Prior to his current assignment at IBM India Research Lab since July 2000, Dr. Kumar was with IBM's T.J. Watson Research Center in New York, USA from 1983. He lead project in electronic commerce, video delivery and encoding technologies, and architecture and design of processors and of parallel computers. Dr. Kumar received his B. Tech from IIT Kanpur in 1979, and M.S. and Ph.D. degrees from Rice University, Houston, Texas, USA, in 1981 and 1984 respectively, all in electrical engineering.

M2 Thursday, May 3 11:30 - 12:00
Architecture and Performance of Information Delivery Systems

Professor Johnny Wong
Director of Institute for Computer Research, University of Waterloo, Canada


In an information delivery system, units of information, called pages, are delivered to requesting users.
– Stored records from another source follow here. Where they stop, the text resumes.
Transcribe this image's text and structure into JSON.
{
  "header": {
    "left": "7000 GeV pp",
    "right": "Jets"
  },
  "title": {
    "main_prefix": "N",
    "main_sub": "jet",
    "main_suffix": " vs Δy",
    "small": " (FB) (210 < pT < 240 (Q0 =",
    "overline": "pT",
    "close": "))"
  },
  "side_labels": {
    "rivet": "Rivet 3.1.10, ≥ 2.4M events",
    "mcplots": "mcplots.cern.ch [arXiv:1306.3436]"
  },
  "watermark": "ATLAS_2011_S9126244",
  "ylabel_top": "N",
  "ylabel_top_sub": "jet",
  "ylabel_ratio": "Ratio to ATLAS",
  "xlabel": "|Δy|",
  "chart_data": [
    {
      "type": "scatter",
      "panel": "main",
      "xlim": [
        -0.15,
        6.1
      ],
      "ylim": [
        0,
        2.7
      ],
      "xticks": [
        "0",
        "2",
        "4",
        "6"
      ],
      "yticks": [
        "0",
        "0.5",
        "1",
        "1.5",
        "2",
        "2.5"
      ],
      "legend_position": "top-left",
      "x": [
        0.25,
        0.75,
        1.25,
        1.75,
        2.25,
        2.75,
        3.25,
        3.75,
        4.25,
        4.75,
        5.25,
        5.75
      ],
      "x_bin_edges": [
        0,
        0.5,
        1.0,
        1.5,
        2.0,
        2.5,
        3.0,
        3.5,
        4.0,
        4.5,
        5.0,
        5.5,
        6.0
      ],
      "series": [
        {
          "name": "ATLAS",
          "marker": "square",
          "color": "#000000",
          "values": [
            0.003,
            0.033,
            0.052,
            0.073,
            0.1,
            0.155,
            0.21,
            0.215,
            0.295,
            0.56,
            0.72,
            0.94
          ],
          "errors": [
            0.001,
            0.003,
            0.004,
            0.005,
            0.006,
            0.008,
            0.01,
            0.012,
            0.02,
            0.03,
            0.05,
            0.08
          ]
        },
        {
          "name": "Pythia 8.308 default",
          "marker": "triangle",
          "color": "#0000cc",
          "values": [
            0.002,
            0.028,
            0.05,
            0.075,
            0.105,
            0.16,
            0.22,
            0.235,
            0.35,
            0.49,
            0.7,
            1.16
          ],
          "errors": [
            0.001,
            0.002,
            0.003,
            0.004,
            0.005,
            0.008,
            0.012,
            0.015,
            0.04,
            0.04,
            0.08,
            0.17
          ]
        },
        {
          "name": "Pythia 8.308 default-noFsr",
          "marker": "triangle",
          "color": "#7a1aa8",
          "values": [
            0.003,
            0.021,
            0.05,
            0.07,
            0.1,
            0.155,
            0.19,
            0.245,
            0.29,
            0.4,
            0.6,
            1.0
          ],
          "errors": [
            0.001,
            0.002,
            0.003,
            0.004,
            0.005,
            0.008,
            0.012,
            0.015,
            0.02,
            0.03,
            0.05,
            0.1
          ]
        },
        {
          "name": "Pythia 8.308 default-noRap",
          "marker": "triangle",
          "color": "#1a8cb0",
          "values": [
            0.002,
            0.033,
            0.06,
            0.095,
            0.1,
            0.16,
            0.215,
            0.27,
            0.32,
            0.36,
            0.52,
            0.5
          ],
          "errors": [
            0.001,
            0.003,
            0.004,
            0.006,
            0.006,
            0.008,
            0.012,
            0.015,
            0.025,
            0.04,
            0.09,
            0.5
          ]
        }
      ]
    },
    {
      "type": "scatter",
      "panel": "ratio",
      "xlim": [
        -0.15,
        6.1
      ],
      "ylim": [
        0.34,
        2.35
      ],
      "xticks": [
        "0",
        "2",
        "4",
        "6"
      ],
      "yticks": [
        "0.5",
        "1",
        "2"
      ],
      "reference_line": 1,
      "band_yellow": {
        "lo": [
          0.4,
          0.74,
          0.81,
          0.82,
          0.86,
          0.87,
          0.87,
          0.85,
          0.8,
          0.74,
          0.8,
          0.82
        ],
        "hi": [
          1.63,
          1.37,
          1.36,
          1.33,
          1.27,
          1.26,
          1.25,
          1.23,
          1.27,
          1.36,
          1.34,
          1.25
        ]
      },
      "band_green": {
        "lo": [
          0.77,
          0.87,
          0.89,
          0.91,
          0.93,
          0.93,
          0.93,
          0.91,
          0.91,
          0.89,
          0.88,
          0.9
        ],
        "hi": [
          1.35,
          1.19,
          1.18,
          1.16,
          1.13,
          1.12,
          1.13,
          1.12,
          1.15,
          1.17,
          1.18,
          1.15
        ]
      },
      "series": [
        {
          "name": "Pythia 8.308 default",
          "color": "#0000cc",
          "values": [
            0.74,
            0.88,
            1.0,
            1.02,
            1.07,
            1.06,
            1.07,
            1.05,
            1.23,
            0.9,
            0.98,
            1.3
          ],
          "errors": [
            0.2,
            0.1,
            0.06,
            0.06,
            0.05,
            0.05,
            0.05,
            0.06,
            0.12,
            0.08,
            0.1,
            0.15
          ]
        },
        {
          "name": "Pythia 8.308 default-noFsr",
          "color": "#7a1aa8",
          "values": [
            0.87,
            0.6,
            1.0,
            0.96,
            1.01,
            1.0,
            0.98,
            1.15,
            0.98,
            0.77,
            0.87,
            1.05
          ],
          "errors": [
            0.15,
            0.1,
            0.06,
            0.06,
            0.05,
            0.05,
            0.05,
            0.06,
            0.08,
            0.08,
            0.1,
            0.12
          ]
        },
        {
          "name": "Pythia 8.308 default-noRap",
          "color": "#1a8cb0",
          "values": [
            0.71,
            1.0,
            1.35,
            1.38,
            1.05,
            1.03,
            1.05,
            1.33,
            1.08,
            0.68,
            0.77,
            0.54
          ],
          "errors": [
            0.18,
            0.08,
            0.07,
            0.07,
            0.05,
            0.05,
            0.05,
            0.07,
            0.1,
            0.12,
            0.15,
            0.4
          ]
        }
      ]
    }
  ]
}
Of interest are architectural features that could lead to improvement in system response time, especially when the number of users is large. Two such features are multicast and caching. In this talk, performance results for information delivery systems that use multicast and/or caching are discussed.


Johnny W. Wong received his Ph.D. degree from UCLA in 1975. Since 1975, he has been with the University of Waterloo, where he is currently a Professor of Computer Science and Director of the Institute for Computer Research. From 1989 to 1994, he was Associate Provost, Computing and Information Systems. Dr. Wong has served on the Editorial Boards of IEEE Transactions on Communications, Performance Evaluation, and IEEE/ACM Transactions on Networking. He was Technical Program Chair of IEEE INFOCOM '84.